YouTube数据抓取-beautifulsoup和pafy

时间:2018-07-09 10:06:23

标签: python pandas youtube beautifulsoup pafy

我运行的这段代码是我自己编写的,一部分是按照互联网上现有的代码编写的。

此代码将youtube channel id作为来自xlsx文件(我有数千个channel ids)的频道ID列表的输入,并返回带有{列的dataframe Channel NameChannel URLtotal videos在该频道highly used words中(通过删除该频道视频的所有描述并找到最常见的单词)。

频道URL的示例示例为:https://www.youtube.com/channel/UC-0BMIN-fcsFA1DwkCXS8xw。

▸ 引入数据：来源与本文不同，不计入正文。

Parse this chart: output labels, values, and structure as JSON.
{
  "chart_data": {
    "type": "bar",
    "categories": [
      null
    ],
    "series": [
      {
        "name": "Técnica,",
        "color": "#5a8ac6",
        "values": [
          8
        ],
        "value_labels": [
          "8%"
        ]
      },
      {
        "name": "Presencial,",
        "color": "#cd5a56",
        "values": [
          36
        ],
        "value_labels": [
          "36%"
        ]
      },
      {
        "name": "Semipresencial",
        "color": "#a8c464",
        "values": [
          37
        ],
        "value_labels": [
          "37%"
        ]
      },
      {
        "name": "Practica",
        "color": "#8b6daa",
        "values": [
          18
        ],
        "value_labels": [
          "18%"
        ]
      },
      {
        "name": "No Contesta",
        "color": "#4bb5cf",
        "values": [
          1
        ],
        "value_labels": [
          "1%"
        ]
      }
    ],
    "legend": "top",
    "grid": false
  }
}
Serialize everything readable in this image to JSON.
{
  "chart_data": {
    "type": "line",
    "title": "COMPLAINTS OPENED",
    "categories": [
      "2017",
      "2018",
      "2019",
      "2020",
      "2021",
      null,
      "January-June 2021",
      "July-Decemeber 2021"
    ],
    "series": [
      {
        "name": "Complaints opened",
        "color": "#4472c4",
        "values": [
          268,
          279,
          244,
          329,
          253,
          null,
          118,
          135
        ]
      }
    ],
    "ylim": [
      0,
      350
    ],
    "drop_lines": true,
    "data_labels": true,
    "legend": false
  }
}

频道ID为UC-0BMIN-fcsFA1DwkCXS8xw的地方。

import requests
from bs4 import BeautifulSoup
import pandas as pd
import urllib.request
import json
from bs4 import BeautifulSoup
from collections import namedtuple
import pafy
from pandas import *
import pandas as pd
import pafy
import re
import sys  
import os
from nltk.corpus import stopwords
import os
import errno

df = pd.read_excel("channelReach.xlsx", sheet_name=1)

Video = namedtuple("Video", "Description")

def parse_video_div(div):
    video_id = div.get("data-context-item-id", "")
#         title = div.find("a", "yt-uix-tile-link").text
#         duration = div.find("span", "video-time").contents[0].text
#         views = str(div.find("ul", "yt-lockup-meta-info").contents[0].text.rstrip(" views").replace(",", ""))
    videoDescription = pafy.new("https://www.youtube.com/watch?v="+video_id)
    Description = videoDescription.description

    return pd.DataFrame(data=[Video(Description)])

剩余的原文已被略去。